If you insist on the manually merge, the only possible method to remove the false positives is comparing files, folders or branch after the merge. You can use the Compare folders in VS or quick compare(just click mouse twice) with this extension TFS Productivity Pack (Visual Studio 2015)

0
votes

I dont think there is any simple solution to this situation. In the question you mentioned that you merge things which are only necessary, would it be okay to merge everything from B1 -> B2? If yes, then read on:

  1. If the additional changes in B2 are minimal, first create a list of the files modified in B2 branch (additional code which are not part of B1). Create a new branch from B1 (say B2_new) and checkout/edit the files in the B2_new branch as prepared from the list above. (During check-in you might have conflicts to work through.) But this creates a new baseline and now you know everything from B1 is now present in B2_new. Discard/lock the B2 branch and use B2_new going forward.
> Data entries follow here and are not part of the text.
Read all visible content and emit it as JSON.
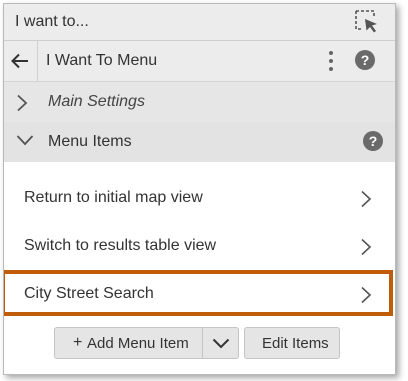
{
  "window": {
    "title": "I want to..."
  },
  "navbar": {
    "title": "I Want To Menu"
  },
  "sections": {
    "main_settings": {
      "label": "Main Settings",
      "expanded": false
    },
    "menu_items": {
      "label": "Menu Items",
      "expanded": true
    }
  },
  "menu_items": [
    {
      "label": "Return to initial map view"
    },
    {
      "label": "Switch to results table view"
    },
    {
      "label": "City Street Search",
      "highlighted": true
    }
  ],
  "buttons": {
    "add_plus": "+",
    "add_label": "Add Menu Item",
    "edit_label": "Edit Items"
  },
  "help_glyph": "?",
  "icons": {
    "cursor": "select-pointer-icon",
    "back": "arrow-left-icon",
    "more": "kebab-menu-icon",
    "help": "help-circle-icon",
    "collapsed": "chevron-right-icon",
    "expanded": "chevron-down-icon",
    "item_arrow": "chevron-right-icon",
    "dropdown": "chevron-down-icon"
  },
  "colors": {
    "highlight_border": "#c05d0a",
    "header_bg": "#ececec",
    "help_badge": "#6a6a6a"
  }
}
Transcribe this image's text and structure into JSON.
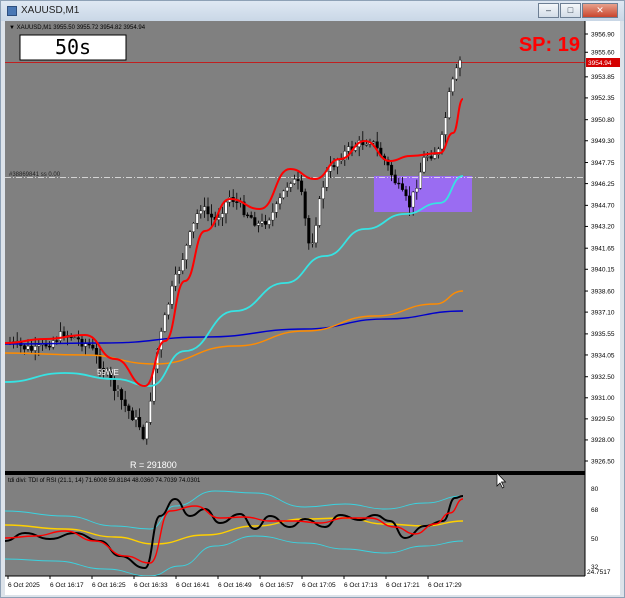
{
  "window": {
    "title": "XAUUSD,M1",
    "buttons": [
      "–",
      "□",
      "✕"
    ]
  },
  "chart": {
    "header": "▼ XAUUSD,M1  3955.50 3955.72 3954.82 3954.94",
    "timer": "50s",
    "spread": "SP: 19",
    "current_price": "3954.94",
    "hline_label": "#38869841 ss 0.00",
    "range_label": "R = 291800",
    "ma_label": "59WE",
    "price_ticks": [
      "3956.90",
      "3955.60",
      "3953.85",
      "3952.35",
      "3950.80",
      "3949.30",
      "3947.75",
      "3946.25",
      "3944.70",
      "3943.20",
      "3941.65",
      "3940.15",
      "3938.60",
      "3937.10",
      "3935.55",
      "3934.05",
      "3932.50",
      "3931.00",
      "3929.50",
      "3928.00",
      "3926.50"
    ],
    "time_ticks": [
      "6 Oct 2025",
      "6 Oct 16:17",
      "6 Oct 16:25",
      "6 Oct 16:33",
      "6 Oct 16:41",
      "6 Oct 16:49",
      "6 Oct 16:57",
      "6 Oct 17:05",
      "6 Oct 17:13",
      "6 Oct 17:21",
      "6 Oct 17:29"
    ],
    "colors": {
      "background": "#808080",
      "candle_up": "#ffffff",
      "candle_down": "#000000",
      "ma_red": "#ff0000",
      "ma_cyan": "#36e3e3",
      "ma_orange": "#ff8c00",
      "ma_blue": "#0000cc",
      "zone": "#9a6cf2",
      "spread": "#ff0000"
    }
  },
  "indicator": {
    "header": "tdi divi: TDI of RSI  (21.1, 14) 71.6008 59.8184 48.0360 74.7039 74.0301",
    "levels": [
      "80",
      "68",
      "50",
      "32"
    ],
    "bottom_value": "24.7517"
  }
}
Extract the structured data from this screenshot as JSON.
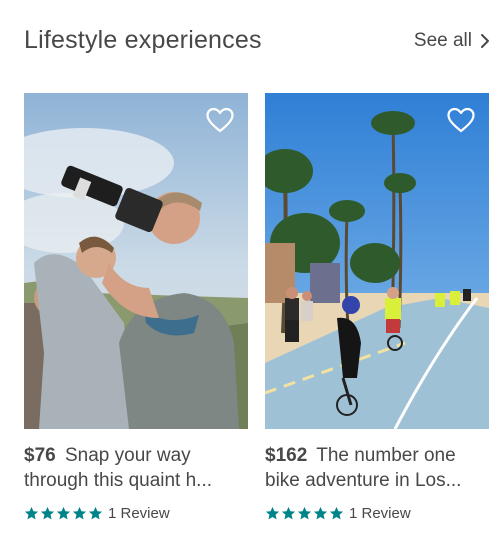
{
  "section": {
    "title": "Lifestyle experiences",
    "see_all": "See all"
  },
  "colors": {
    "text": "#484848",
    "star": "#008489",
    "heart_stroke": "#ffffff"
  },
  "cards": [
    {
      "price": "$76",
      "title_line1": "Snap your way",
      "title_line2": "through this quaint h...",
      "rating_stars": 5,
      "reviews": "1 Review",
      "photo_icon": "photographers-photo"
    },
    {
      "price": "$162",
      "title_line1": "The number one",
      "title_line2": "bike adventure in Los...",
      "rating_stars": 5,
      "reviews": "1 Review",
      "photo_icon": "beach-bike-path-photo"
    }
  ]
}
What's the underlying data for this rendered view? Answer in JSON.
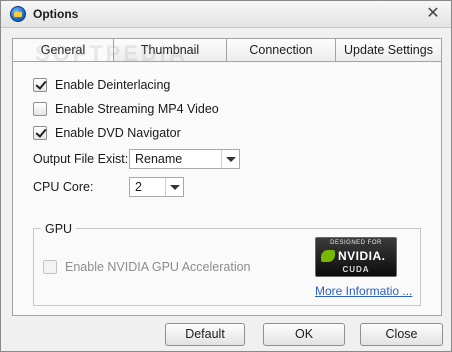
{
  "window": {
    "title": "Options"
  },
  "tabs": [
    {
      "label": "General",
      "active": true
    },
    {
      "label": "Thumbnail",
      "active": false
    },
    {
      "label": "Connection",
      "active": false
    },
    {
      "label": "Update Settings",
      "active": false
    }
  ],
  "watermark": "SOFTPEDIA",
  "options": {
    "deinterlacing": {
      "label": "Enable Deinterlacing",
      "checked": true
    },
    "streaming_mp4": {
      "label": "Enable Streaming MP4 Video",
      "checked": false
    },
    "dvd_navigator": {
      "label": "Enable DVD Navigator",
      "checked": true
    }
  },
  "output_file_exist": {
    "label": "Output File Exist:",
    "value": "Rename"
  },
  "cpu_core": {
    "label": "CPU Core:",
    "value": "2"
  },
  "gpu": {
    "group_title": "GPU",
    "nvidia_accel": {
      "label": "Enable NVIDIA GPU Acceleration",
      "checked": false,
      "enabled": false
    },
    "badge": {
      "top_text": "DESIGNED FOR",
      "name": "NVIDIA.",
      "bottom_text": "CUDA"
    },
    "more_info": "More Informatio ..."
  },
  "buttons": {
    "default": "Default",
    "ok": "OK",
    "close": "Close"
  },
  "colors": {
    "link": "#2c5fc5",
    "nvidia_green": "#76b900"
  }
}
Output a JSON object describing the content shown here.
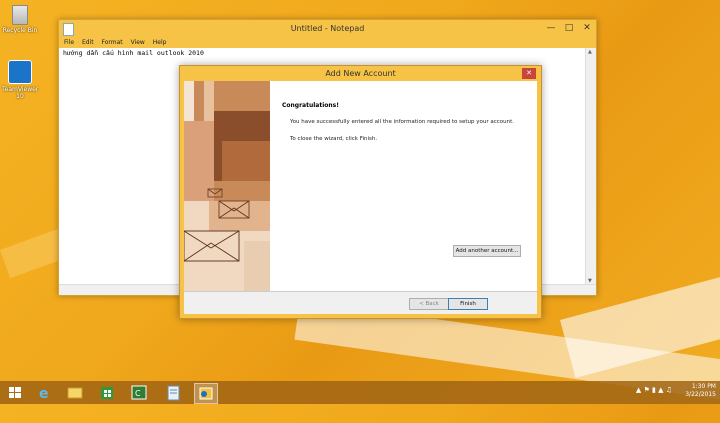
{
  "desktop": {
    "icons": [
      {
        "label": "Recycle Bin",
        "icon": "recycle-bin-icon"
      },
      {
        "label": "TeamViewer 10",
        "icon": "teamviewer-icon"
      }
    ]
  },
  "notepad": {
    "title": "Untitled - Notepad",
    "menu": [
      "File",
      "Edit",
      "Format",
      "View",
      "Help"
    ],
    "content": "hướng dẫn cấu hình mail outlook 2010"
  },
  "dialog": {
    "title": "Add New Account",
    "heading": "Congratulations!",
    "message1": "You have successfully entered all the information required to setup your account.",
    "message2": "To close the wizard, click Finish.",
    "add_another_label": "Add another account...",
    "back_label": "< Back",
    "finish_label": "Finish"
  },
  "taskbar": {
    "items": [
      "start-icon",
      "internet-explorer-icon",
      "file-explorer-icon",
      "store-icon",
      "camtasia-icon",
      "notepad-icon",
      "outlook-icon"
    ],
    "time": "1:30 PM",
    "date": "3/22/2015"
  },
  "colors": {
    "desktop": "#f0a81c",
    "window_title": "#f7c346",
    "close_button": "#c8453a"
  }
}
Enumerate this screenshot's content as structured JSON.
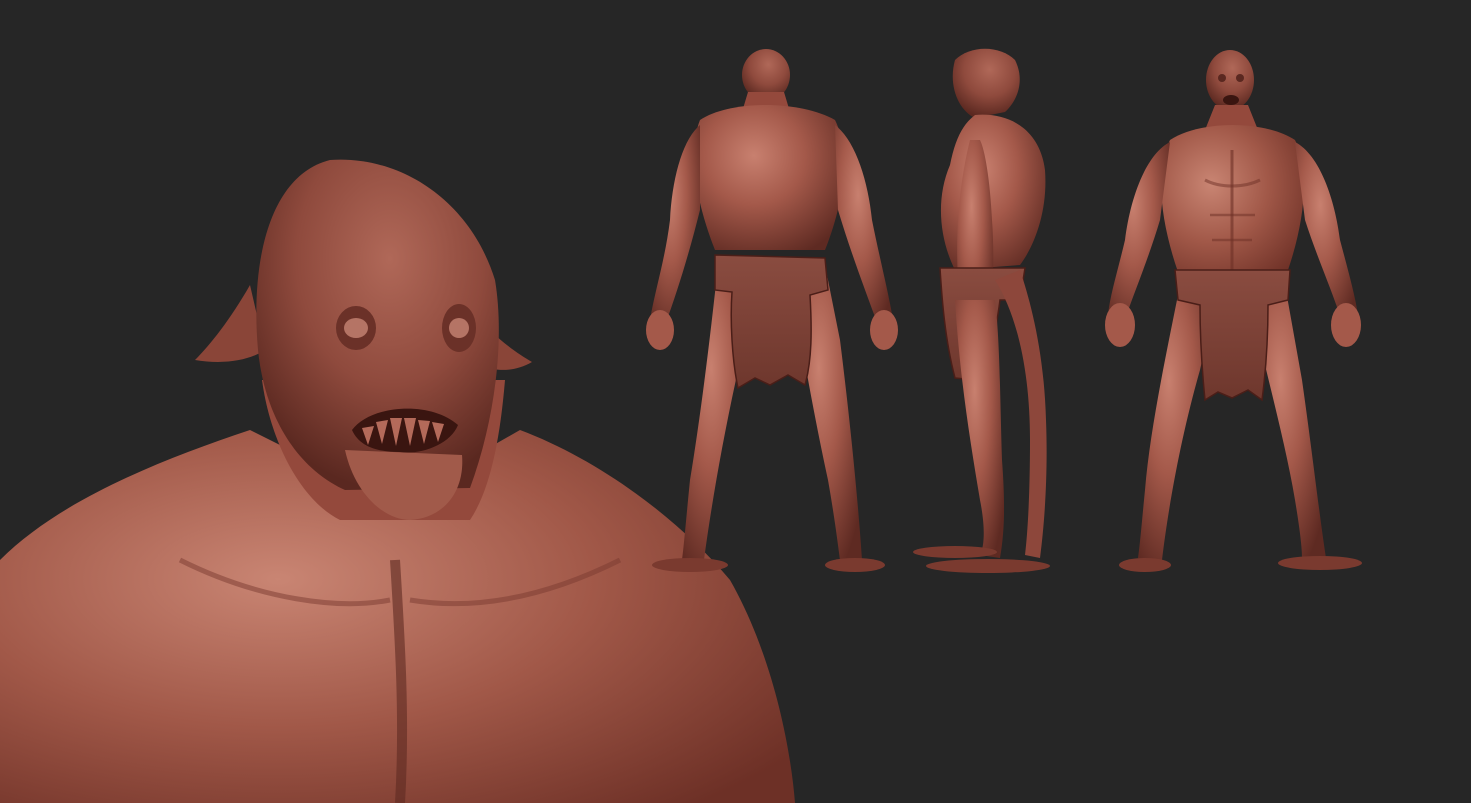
{
  "scene": {
    "background_color": "#262626",
    "material_color": "#9a4f42",
    "material_highlight": "#c57d6d",
    "material_shadow": "#5e2a22",
    "views": [
      {
        "name": "closeup-front"
      },
      {
        "name": "back"
      },
      {
        "name": "side"
      },
      {
        "name": "front"
      }
    ]
  }
}
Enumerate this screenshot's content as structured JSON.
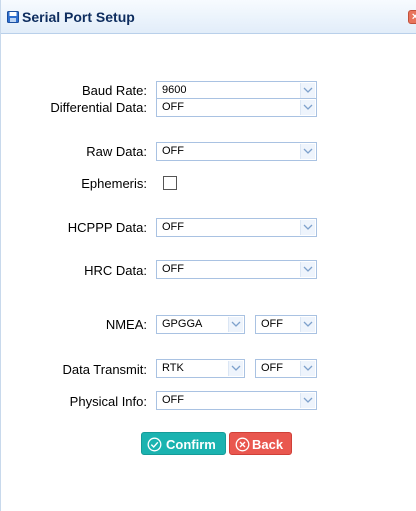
{
  "dialog": {
    "title": "Serial Port Setup",
    "close_label": "×"
  },
  "form": {
    "baud_rate": {
      "label": "Baud Rate:",
      "value": "9600"
    },
    "differential_data": {
      "label": "Differential Data:",
      "value": "OFF"
    },
    "raw_data": {
      "label": "Raw Data:",
      "value": "OFF"
    },
    "ephemeris": {
      "label": "Ephemeris:",
      "checked": false
    },
    "hcppp_data": {
      "label": "HCPPP Data:",
      "value": "OFF"
    },
    "hrc_data": {
      "label": "HRC Data:",
      "value": "OFF"
    },
    "nmea": {
      "label": "NMEA:",
      "type_value": "GPGGA",
      "rate_value": "OFF"
    },
    "data_transmit": {
      "label": "Data Transmit:",
      "type_value": "RTK",
      "rate_value": "OFF"
    },
    "physical_info": {
      "label": "Physical Info:",
      "value": "OFF"
    }
  },
  "buttons": {
    "confirm_label": "Confirm",
    "back_label": "Back"
  },
  "colors": {
    "confirm": "#1bb3b0",
    "back": "#e9574f",
    "title_text": "#0e2d5f",
    "field_border": "#a9c2e2"
  }
}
  2. If the changes in B2 are significant to the point where it requires a lot of manual editing to move it to B2_new, then I would just suck it up and do a merge from B1 to B2 (full branch or only the folders that you need). Yes this is going to show ton of conflicts even for files which you already merged manually. But to create that merge relationship in TFS you gotta do it. That will be a one big bad merge.

Personally, if the B2 changes are minimal I would prefer option 1 as it is much cleaner and you will get a clean slate to work with. Hope that helps.